Il doit s’assurer que la recherche se déroulera dans des lieux de recherche appropriés, avec une équipe parfaitement informée du protocole de recherche. L’investigateur est également responsable de l’information donnée au participant à la recherche par la rédaction d’une feuille d’information et d’un formulaire de consentement qui seront remis au participant avant son inclusion éventuelle dans un protocole. Toute inclusion est conditionnée par la signature du formulaire de consentement. L’investigateur doit informer le promoteur de tout évènement indésirable se produisant au cours de la recherche.

Pixabay

Le participant à la recherche peut être un sujet sain ou malade devant bénéficier d’un régime d’assurance maladie. Tout participant doit être en capacité de consentir de façon « libre et éclairée » (il existe cependant des catégories de participants dits vulnérables : mineurs, adultes sous tutelle ou curatelle ou privés de liberté, personnes plongées dans le coma, et dans ces situations le consentement peut être recueilli auprès d’un tiers de confiance).

La fiche de consentement sera signée une fois le participant informé par l’investigateur après un temps de réflexion. Il est important de souligner que le participant à la recherche est libre de mettre fin à sa participation à l’étude à tout moment, sans avoir à le justifier et sans conséquence pour ses rapports avec l’équipe soignante. Il peut aller jusqu’à demander la destruction de ses données et de ses échantillons biologiques déjà collectés.

Tout volontaire sain sera obligatoirement inscrit par l’investigateur au fichier des Volontaires pour la Recherche Biomédicale afin d’éviter qu’il ne participe à plusieurs études à la fois. Les volontaires sains peuvent percevoir une indemnité de participation ainsi que le remboursement des éventuels frais liés à leur participation, contrairement aux patients participants à la recherche qui eux ne perçoivent qu’un défraiement lié à leur participation.

Les étapes du développement d’un médicament

Pour obtenir une autorisation de mise sur le marché (AMM), un médicament doit être soumis à plusieurs étapes de validation :

• Phase I : il s’agit de la première administration du médicament chez l’humain. Elle ne sert en général pas à tester l’efficacité du médicament, mais à évaluer sa tolérance, son action sur le métabolisme humain, sa pharmacocinétique, son dosage et ses effets secondaires. La phase I est en général effectuée sur volontaires sains (il existe une phase dite I/II à laquelle ne peuvent participer que des patients, par exemple l’étude d’une nouvelle chimiothérapie anticancéreuse). Des doses faibles du médicament sont administrées au départ, puis progressivement augmentées afin de déterminer la dose maximum tolérée.

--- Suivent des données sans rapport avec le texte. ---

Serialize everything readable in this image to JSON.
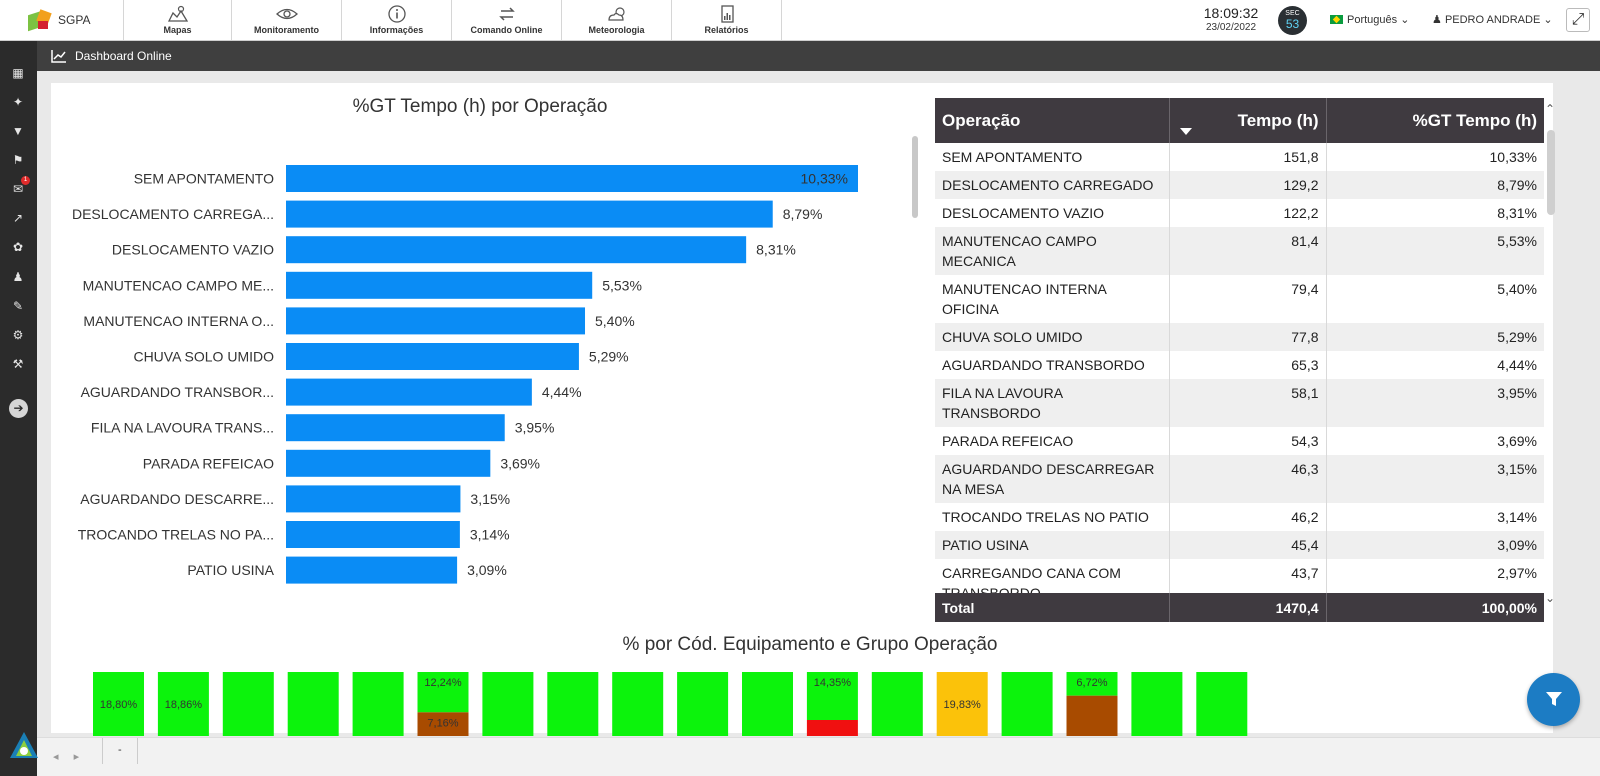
{
  "app": {
    "name": "SGPA"
  },
  "nav": [
    {
      "label": "Mapas",
      "icon": "map-icon"
    },
    {
      "label": "Monitoramento",
      "icon": "eye-icon"
    },
    {
      "label": "Informações",
      "icon": "info-icon"
    },
    {
      "label": "Comando Online",
      "icon": "swap-icon"
    },
    {
      "label": "Meteorologia",
      "icon": "weather-icon"
    },
    {
      "label": "Relatórios",
      "icon": "report-icon"
    }
  ],
  "header": {
    "time": "18:09:32",
    "date": "23/02/2022",
    "sec_label": "SEC",
    "sec_value": "53",
    "language": "Português ⌄",
    "user": "PEDRO ANDRADE ⌄",
    "expand_icon": "⤢"
  },
  "breadcrumb": {
    "title": "Dashboard Online"
  },
  "sidebar": {
    "badge": "1",
    "arrow": "➔"
  },
  "chart_data": [
    {
      "type": "bar",
      "orientation": "horizontal",
      "title": "%GT Tempo (h) por Operação",
      "categories": [
        "SEM APONTAMENTO",
        "DESLOCAMENTO CARREGA...",
        "DESLOCAMENTO VAZIO",
        "MANUTENCAO CAMPO ME...",
        "MANUTENCAO INTERNA O...",
        "CHUVA SOLO UMIDO",
        "AGUARDANDO TRANSBOR...",
        "FILA NA LAVOURA TRANS...",
        "PARADA REFEICAO",
        "AGUARDANDO DESCARRE...",
        "TROCANDO TRELAS NO PA...",
        "PATIO USINA"
      ],
      "values": [
        10.33,
        8.79,
        8.31,
        5.53,
        5.4,
        5.29,
        4.44,
        3.95,
        3.69,
        3.15,
        3.14,
        3.09
      ],
      "labels": [
        "10,33%",
        "8,79%",
        "8,31%",
        "5,53%",
        "5,40%",
        "5,29%",
        "4,44%",
        "3,95%",
        "3,69%",
        "3,15%",
        "3,14%",
        "3,09%"
      ],
      "xlim": [
        0,
        10.33
      ],
      "color": "#0a8cf5"
    },
    {
      "type": "bar",
      "stacked": true,
      "title": "% por Cód. Equipamento e Grupo Operação",
      "columns": [
        {
          "segments": [
            {
              "value": 100,
              "color": "#0cf30c",
              "label": "18,80%"
            }
          ]
        },
        {
          "segments": [
            {
              "value": 100,
              "color": "#0cf30c",
              "label": "18,86%"
            }
          ]
        },
        {
          "segments": [
            {
              "value": 100,
              "color": "#0cf30c",
              "label": ""
            }
          ]
        },
        {
          "segments": [
            {
              "value": 100,
              "color": "#0cf30c",
              "label": ""
            }
          ]
        },
        {
          "segments": [
            {
              "value": 100,
              "color": "#0cf30c",
              "label": ""
            }
          ]
        },
        {
          "segments": [
            {
              "value": 63,
              "color": "#0cf30c",
              "label": "12,24%"
            },
            {
              "value": 37,
              "color": "#a84b00",
              "label": "7,16%"
            }
          ]
        },
        {
          "segments": [
            {
              "value": 100,
              "color": "#0cf30c",
              "label": ""
            }
          ]
        },
        {
          "segments": [
            {
              "value": 100,
              "color": "#0cf30c",
              "label": ""
            }
          ]
        },
        {
          "segments": [
            {
              "value": 100,
              "color": "#0cf30c",
              "label": ""
            }
          ]
        },
        {
          "segments": [
            {
              "value": 100,
              "color": "#0cf30c",
              "label": ""
            }
          ]
        },
        {
          "segments": [
            {
              "value": 100,
              "color": "#0cf30c",
              "label": ""
            }
          ]
        },
        {
          "segments": [
            {
              "value": 75,
              "color": "#0cf30c",
              "label": "14,35%"
            },
            {
              "value": 25,
              "color": "#f01010",
              "label": ""
            }
          ]
        },
        {
          "segments": [
            {
              "value": 100,
              "color": "#0cf30c",
              "label": ""
            }
          ]
        },
        {
          "segments": [
            {
              "value": 100,
              "color": "#fbc20a",
              "label": "19,83%"
            }
          ]
        },
        {
          "segments": [
            {
              "value": 100,
              "color": "#0cf30c",
              "label": ""
            }
          ]
        },
        {
          "segments": [
            {
              "value": 37,
              "color": "#0cf30c",
              "label": "6,72%"
            },
            {
              "value": 63,
              "color": "#a84b00",
              "label": ""
            }
          ]
        },
        {
          "segments": [
            {
              "value": 100,
              "color": "#0cf30c",
              "label": ""
            }
          ]
        },
        {
          "segments": [
            {
              "value": 100,
              "color": "#0cf30c",
              "label": ""
            }
          ]
        }
      ]
    }
  ],
  "table": {
    "headers": [
      "Operação",
      "Tempo (h)",
      "%GT Tempo (h)"
    ],
    "rows": [
      [
        "SEM APONTAMENTO",
        "151,8",
        "10,33%"
      ],
      [
        "DESLOCAMENTO CARREGADO",
        "129,2",
        "8,79%"
      ],
      [
        "DESLOCAMENTO VAZIO",
        "122,2",
        "8,31%"
      ],
      [
        "MANUTENCAO CAMPO MECANICA",
        "81,4",
        "5,53%"
      ],
      [
        "MANUTENCAO INTERNA OFICINA",
        "79,4",
        "5,40%"
      ],
      [
        "CHUVA SOLO UMIDO",
        "77,8",
        "5,29%"
      ],
      [
        "AGUARDANDO TRANSBORDO",
        "65,3",
        "4,44%"
      ],
      [
        "FILA NA LAVOURA TRANSBORDO",
        "58,1",
        "3,95%"
      ],
      [
        "PARADA REFEICAO",
        "54,3",
        "3,69%"
      ],
      [
        "AGUARDANDO DESCARREGAR NA MESA",
        "46,3",
        "3,15%"
      ],
      [
        "TROCANDO TRELAS NO PATIO",
        "46,2",
        "3,14%"
      ],
      [
        "PATIO USINA",
        "45,4",
        "3,09%"
      ],
      [
        "CARREGANDO CANA COM TRANSBORDO",
        "43,7",
        "2,97%"
      ]
    ],
    "total": [
      "Total",
      "1470,4",
      "100,00%"
    ]
  },
  "footer": {
    "nav": "◂ ▸",
    "page": "-"
  }
}
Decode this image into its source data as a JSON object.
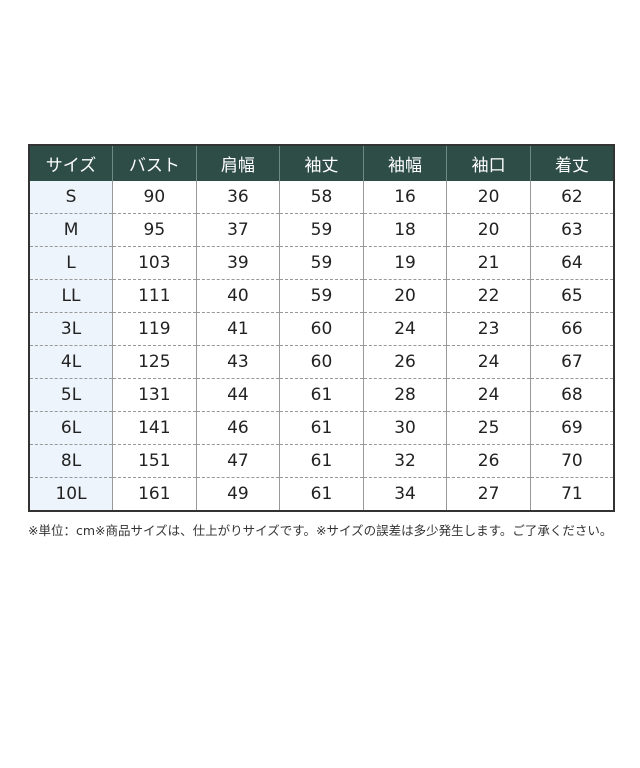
{
  "table": {
    "headers": [
      "サイズ",
      "バスト",
      "肩幅",
      "袖丈",
      "袖幅",
      "袖口",
      "着丈"
    ],
    "rows": [
      [
        "S",
        "90",
        "36",
        "58",
        "16",
        "20",
        "62"
      ],
      [
        "M",
        "95",
        "37",
        "59",
        "18",
        "20",
        "63"
      ],
      [
        "L",
        "103",
        "39",
        "59",
        "19",
        "21",
        "64"
      ],
      [
        "LL",
        "111",
        "40",
        "59",
        "20",
        "22",
        "65"
      ],
      [
        "3L",
        "119",
        "41",
        "60",
        "24",
        "23",
        "66"
      ],
      [
        "4L",
        "125",
        "43",
        "60",
        "26",
        "24",
        "67"
      ],
      [
        "5L",
        "131",
        "44",
        "61",
        "28",
        "24",
        "68"
      ],
      [
        "6L",
        "141",
        "46",
        "61",
        "30",
        "25",
        "69"
      ],
      [
        "8L",
        "151",
        "47",
        "61",
        "32",
        "26",
        "70"
      ],
      [
        "10L",
        "161",
        "49",
        "61",
        "34",
        "27",
        "71"
      ]
    ]
  },
  "note": "※単位：cm※商品サイズは、仕上がりサイズです。※サイズの誤差は多少発生します。ご了承ください。",
  "colors": {
    "header_bg": "#2e4d47",
    "size_col_bg": "#eef4fb"
  }
}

Ces études de phase I doivent être obligatoirement réalisées dans des « lieux de recherche » agréés par l’autorité compétente, qui doivent être équipés pour faire face à tout problème de santé inattendue pouvant mettre en cause l’intégrité physique ou mentale du participant. C’est au cours d’un essai de phase un que l’accident de Rennes a eu lieu.

• Phase II : elle porte sur un nombre limité de participants pour étudier l’efficacité du nouveau médicament, sa posologie et sa pharmacodynamique.

• Phase III : elle porte sur un plus grand nombre de malades pour évaluer l’efficacité d’un nouveau traitement par comparaison à un traitement de référence ou à un placebo (un placebo contient des substances inertes, c’est-à-dire sans effet pharmacologique démontré dans la pathologie considérée).

C’est au terme de ces trois phases qu’une demande d’AMM pourra être déposée et que le médicament qui a obtenu cette AMM pourra être administré.

Les médicaments sont surveillés après commercialisation. Wikimedia, CC BY-SA

• Phase IV : après commercialisation, cette phase permet de tester le médicament sur une population encore plus large ou dans un sous-groupe spécifique. Elle a pour objectif de mieux cerner les conditions d’utilisation, de déceler les effets indésirables rares (ce qui est dénommé pharmaco-vigilance).